Kenyatta is seen dusting off his playbook from his battle with the ICC, where he made history as the first head of state to dock. At the time, Kenya was engaged in a reprehensible attempt to suspend the UN Security Council trial, the court threatened to pull out of the established Rome Treaty and tried to become a public transport engineer by African countries, accusing the court-hunting.
It was linked to a campaign at home to find and silence prosecution witnesses and to stop cooperating in court, which led to the cases breaking down. The campaign against the ICC was mixed with half-truths about the nature of the prosecution adopted by the court (initiated by many African countries), baseless claims that Kenyan authorities were conducting investigations into Kenyatta and Ruto and that the false Kenyan constitution allowed a lawsuit against the president. No, that’s what it most clearly does.
Similar efforts have been made against ICJ. Kenya claims that the presence of one of the ICJ’s 11 judges, the court’s former president and Somali national Abdulkawi Youssef, must be biased in the case. In addition, a frightening and blatantly false narrative has been propagated in the Kenyan media and social media that Somalia’s victory will effectively portray Kenya as a landlocked country.
But perhaps the most damaging is the ethical, brutal, and transactional aspects that have driven Kenyatta’s relationship with international organizations. When faced with opposition to the ICC conspiracy from organized civil society, his administration at the UN General Assembly was among a handful of people who decided to vote against the historic proposal to recognize and protect the role of human rights defenders.
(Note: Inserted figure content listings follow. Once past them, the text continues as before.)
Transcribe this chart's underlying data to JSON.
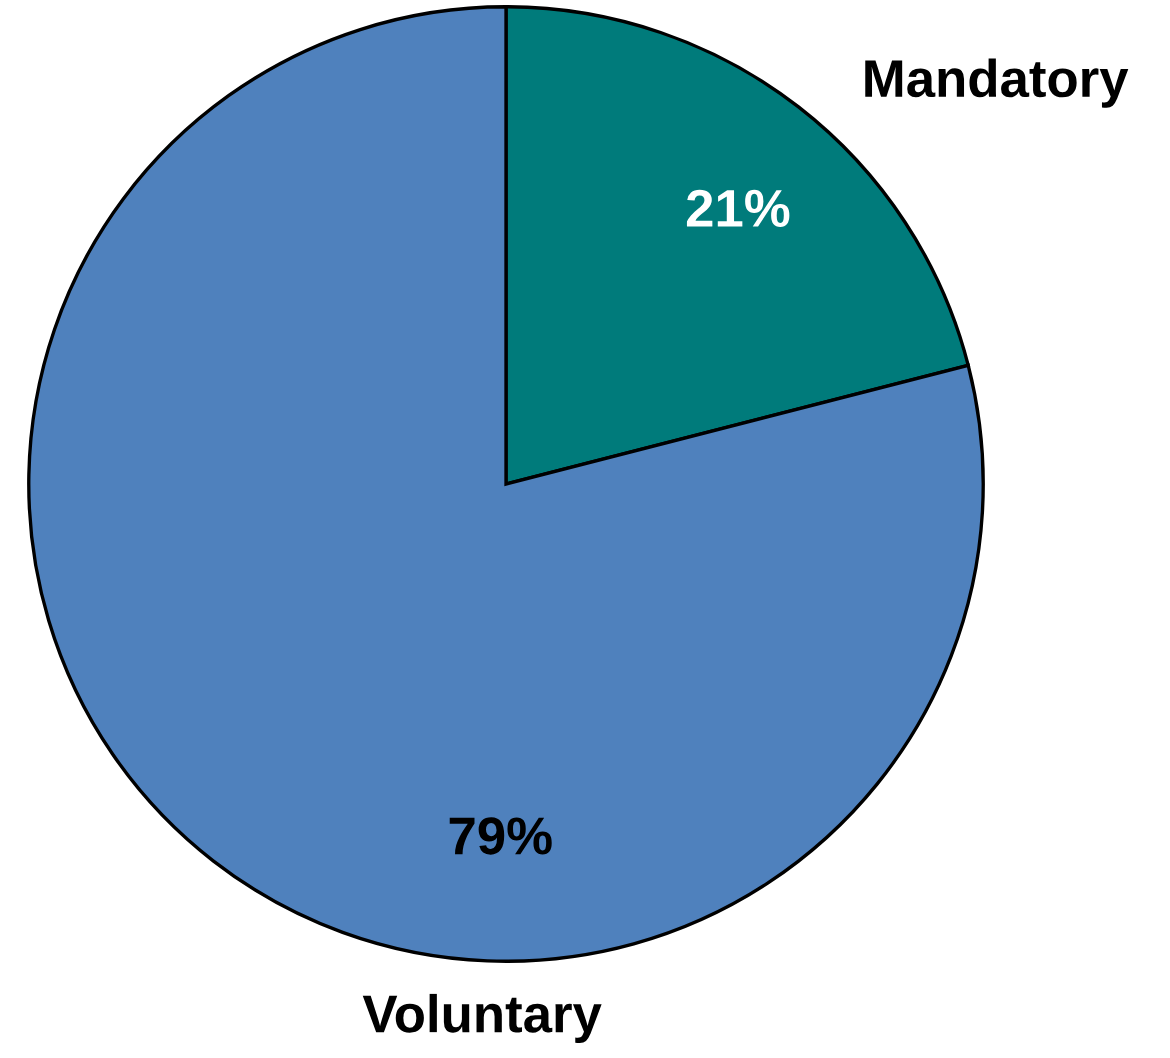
{
  "chart_data": {
    "type": "pie",
    "categories": [
      "Mandatory",
      "Voluntary"
    ],
    "values": [
      21,
      79
    ],
    "colors": [
      "#007b7b",
      "#4f81bd"
    ],
    "value_labels": [
      "21%",
      "79%"
    ]
  }
}
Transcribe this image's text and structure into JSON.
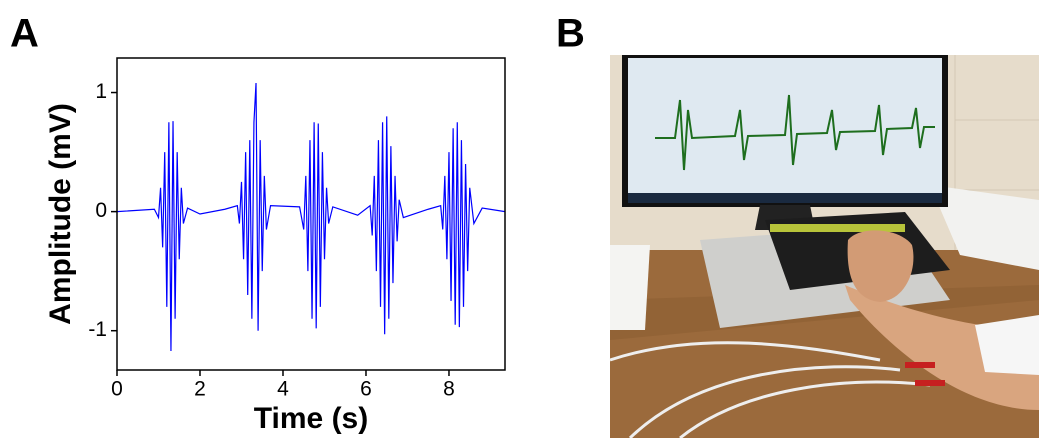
{
  "chart_data": {
    "type": "line",
    "panel_label": "A",
    "x_label": "Time (s)",
    "y_label": "Amplitude (mV)",
    "color": "#0000ff",
    "xlim": [
      0,
      9.35
    ],
    "ylim": [
      -1.33,
      1.29
    ],
    "xticks": [
      0,
      2,
      4,
      6,
      8
    ],
    "yticks": [
      -1,
      0,
      1
    ],
    "x": [
      0,
      0.9,
      1.0,
      1.05,
      1.1,
      1.15,
      1.2,
      1.25,
      1.3,
      1.35,
      1.4,
      1.45,
      1.5,
      1.55,
      1.6,
      1.7,
      2.0,
      2.6,
      2.9,
      2.95,
      3.0,
      3.05,
      3.1,
      3.15,
      3.2,
      3.25,
      3.3,
      3.35,
      3.4,
      3.45,
      3.5,
      3.55,
      3.6,
      3.7,
      4.4,
      4.5,
      4.55,
      4.6,
      4.65,
      4.7,
      4.75,
      4.8,
      4.85,
      4.9,
      4.95,
      5.0,
      5.05,
      5.1,
      5.2,
      5.8,
      6.1,
      6.15,
      6.2,
      6.25,
      6.3,
      6.35,
      6.4,
      6.45,
      6.5,
      6.55,
      6.6,
      6.65,
      6.7,
      6.75,
      6.8,
      6.9,
      7.5,
      7.8,
      7.85,
      7.9,
      7.95,
      8.0,
      8.05,
      8.1,
      8.15,
      8.2,
      8.25,
      8.3,
      8.35,
      8.4,
      8.45,
      8.5,
      8.6,
      8.8,
      9.35
    ],
    "values": [
      0,
      0.02,
      -0.05,
      0.2,
      -0.3,
      0.5,
      -0.8,
      0.75,
      -1.17,
      0.76,
      -0.9,
      0.5,
      -0.4,
      0.2,
      -0.1,
      0.03,
      -0.02,
      0.02,
      0.05,
      -0.1,
      0.25,
      -0.4,
      0.5,
      -0.7,
      0.6,
      -0.9,
      0.75,
      1.08,
      -1.0,
      0.6,
      -0.5,
      0.3,
      -0.15,
      0.05,
      0.04,
      -0.15,
      0.3,
      -0.5,
      0.6,
      -0.9,
      0.75,
      -0.98,
      0.74,
      -0.8,
      0.5,
      -0.4,
      0.2,
      -0.1,
      0.04,
      -0.03,
      0.05,
      -0.2,
      0.3,
      -0.5,
      0.6,
      -0.8,
      0.75,
      -1.03,
      0.8,
      -0.9,
      0.55,
      -0.6,
      0.3,
      -0.25,
      0.1,
      -0.05,
      0.02,
      0.05,
      -0.15,
      0.3,
      -0.4,
      0.5,
      -0.75,
      0.7,
      -0.95,
      0.75,
      -0.97,
      0.6,
      -0.8,
      0.4,
      -0.5,
      0.2,
      -0.1,
      0.03,
      0
    ]
  },
  "photo": {
    "panel_label": "B"
  }
}
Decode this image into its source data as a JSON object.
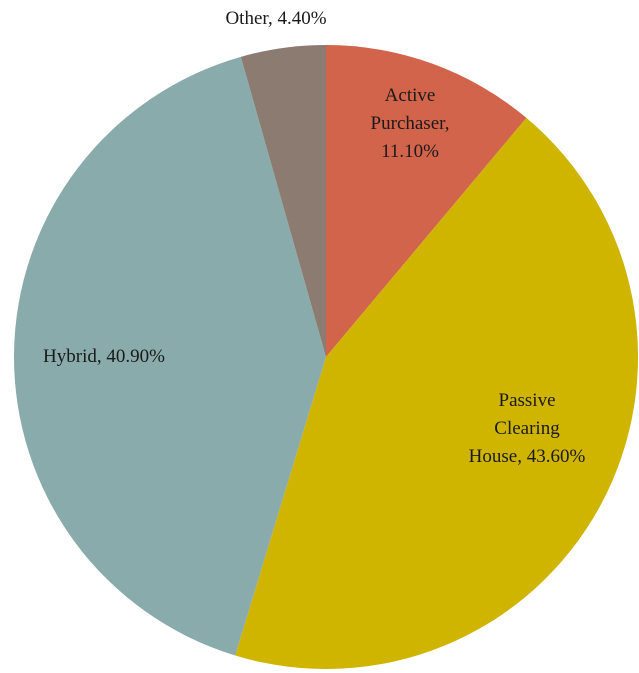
{
  "chart_data": {
    "type": "pie",
    "values": [
      11.1,
      43.6,
      40.9,
      4.4
    ],
    "value_labels": [
      "Active Purchaser, 11.10%",
      "Passive Clearing House, 43.60%",
      "Hybrid, 40.90%",
      "Other, 4.40%"
    ],
    "colors": [
      "#d2644b",
      "#cfb400",
      "#8aabab",
      "#8c7b70"
    ]
  }
}
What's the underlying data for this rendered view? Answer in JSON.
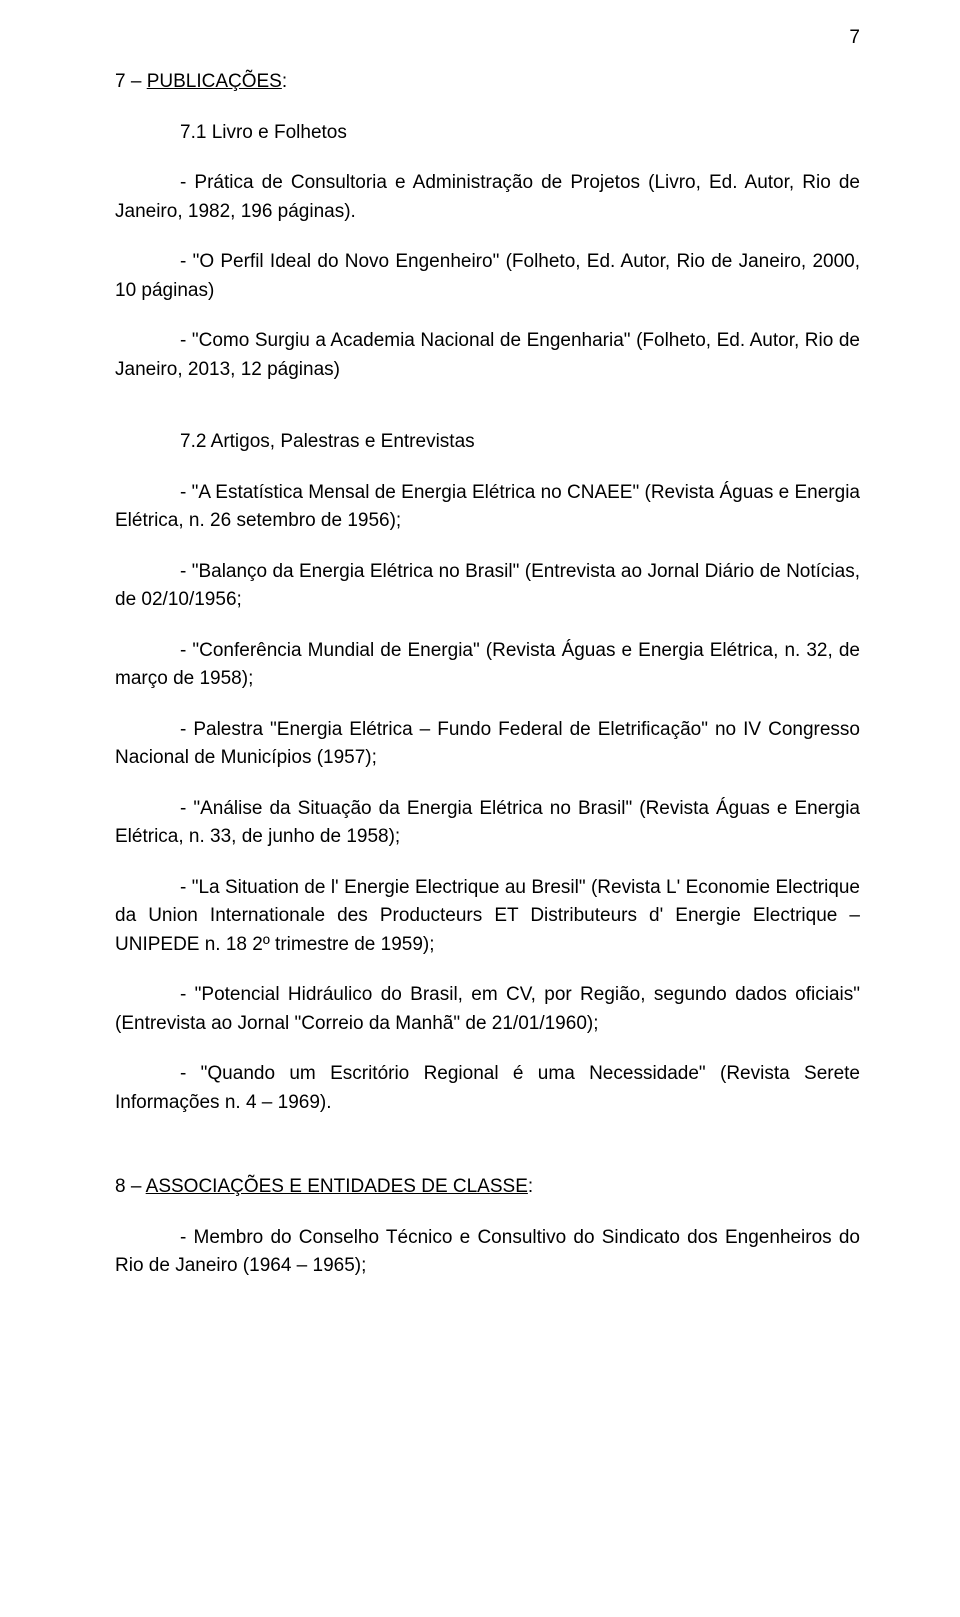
{
  "page_number": "7",
  "sec7": {
    "num": "7 – ",
    "title": "PUBLICAÇÕES",
    "colon": ":",
    "sub71": "7.1 Livro e Folhetos",
    "p1": "- Prática de Consultoria e Administração de Projetos (Livro, Ed. Autor, Rio de Janeiro, 1982, 196 páginas).",
    "p2": "- \"O Perfil Ideal do Novo Engenheiro\" (Folheto, Ed. Autor, Rio de Janeiro, 2000, 10 páginas)",
    "p3": "- \"Como Surgiu a Academia Nacional de Engenharia\" (Folheto, Ed. Autor, Rio de Janeiro, 2013, 12 páginas)",
    "sub72": "7.2 Artigos, Palestras e Entrevistas",
    "a1": "- \"A Estatística Mensal de Energia Elétrica no CNAEE\" (Revista Águas e Energia Elétrica, n. 26 setembro de 1956);",
    "a2": "- \"Balanço da Energia Elétrica no Brasil\" (Entrevista ao Jornal Diário de Notícias, de 02/10/1956;",
    "a3": "- \"Conferência Mundial de Energia\" (Revista Águas e Energia Elétrica, n. 32, de março de 1958);",
    "a4": "- Palestra \"Energia Elétrica – Fundo Federal de Eletrificação\" no IV Congresso Nacional de Municípios (1957);",
    "a5": "- \"Análise da Situação da Energia Elétrica no Brasil\" (Revista Águas e Energia Elétrica, n. 33, de junho de 1958);",
    "a6": "- \"La Situation de l' Energie Electrique au Bresil\" (Revista L' Economie Electrique da Union Internationale des Producteurs ET Distributeurs d' Energie Electrique – UNIPEDE n. 18 2º trimestre de 1959);",
    "a7": "- \"Potencial Hidráulico do Brasil, em CV, por Região, segundo dados oficiais\" (Entrevista ao Jornal \"Correio da Manhã\" de 21/01/1960);",
    "a8": "- \"Quando um Escritório Regional é uma Necessidade\" (Revista Serete Informações n. 4 – 1969)."
  },
  "sec8": {
    "num": "8 – ",
    "title": "ASSOCIAÇÕES E ENTIDADES DE CLASSE",
    "colon": ":",
    "p1": "- Membro do Conselho Técnico e Consultivo do Sindicato dos Engenheiros do Rio de Janeiro (1964 – 1965);"
  }
}
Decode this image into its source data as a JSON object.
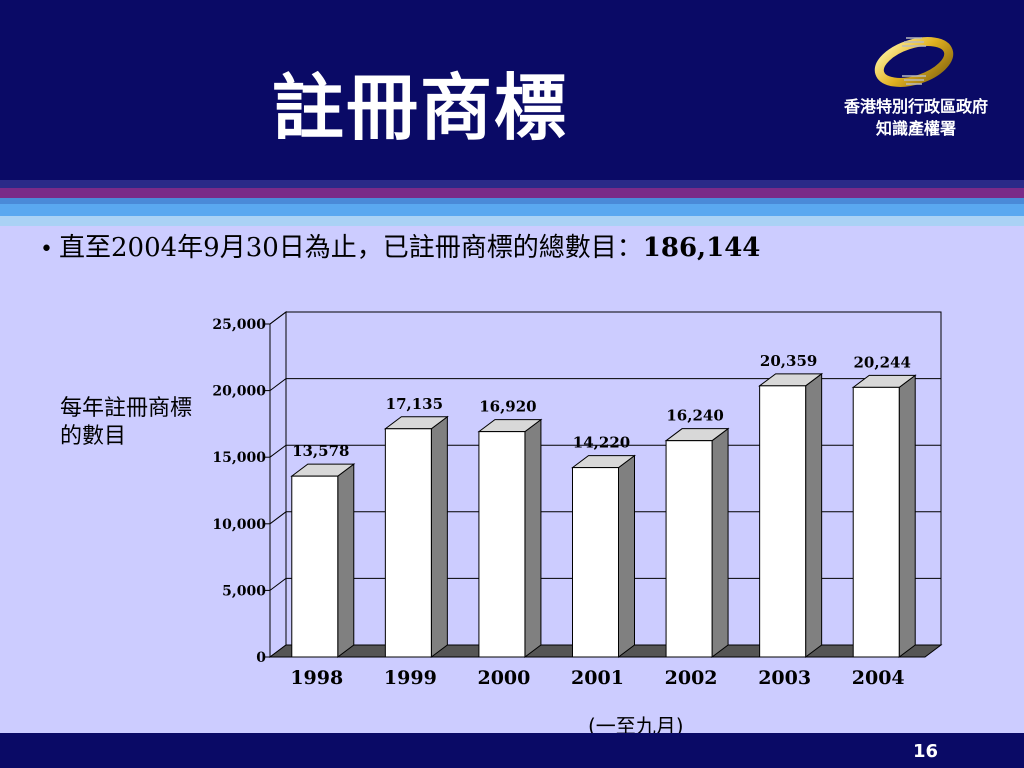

In the African Union, he has not only denounced connivance against the impunity of government officials, but he has also jokingly pressured Israel to grant observer status despite the persecution of the Palestinians. And with the ICC and the ICJ, he is inflicting his contempt on domestic courts when they do not give him what he wants.
In the end, the devaluation of the international organization comes at a price. The volatile performances of AU, UN and The Hague have broken many relationships that have taken years (and will take) to mend. In addition, as flawed and limited as the international order is, it provides a strong framework for the states (and their governing elites) to hold them accountable and resolve disputes between them without resorting to the strongest dictatorships. By limiting state functions, international organizations help to enter into international laws and norms that can protect not only states, but more importantly, vulnerable people among them.
The opinions expressed in this article are those of the author and do not necessarily reflect the views of Al Jazeera.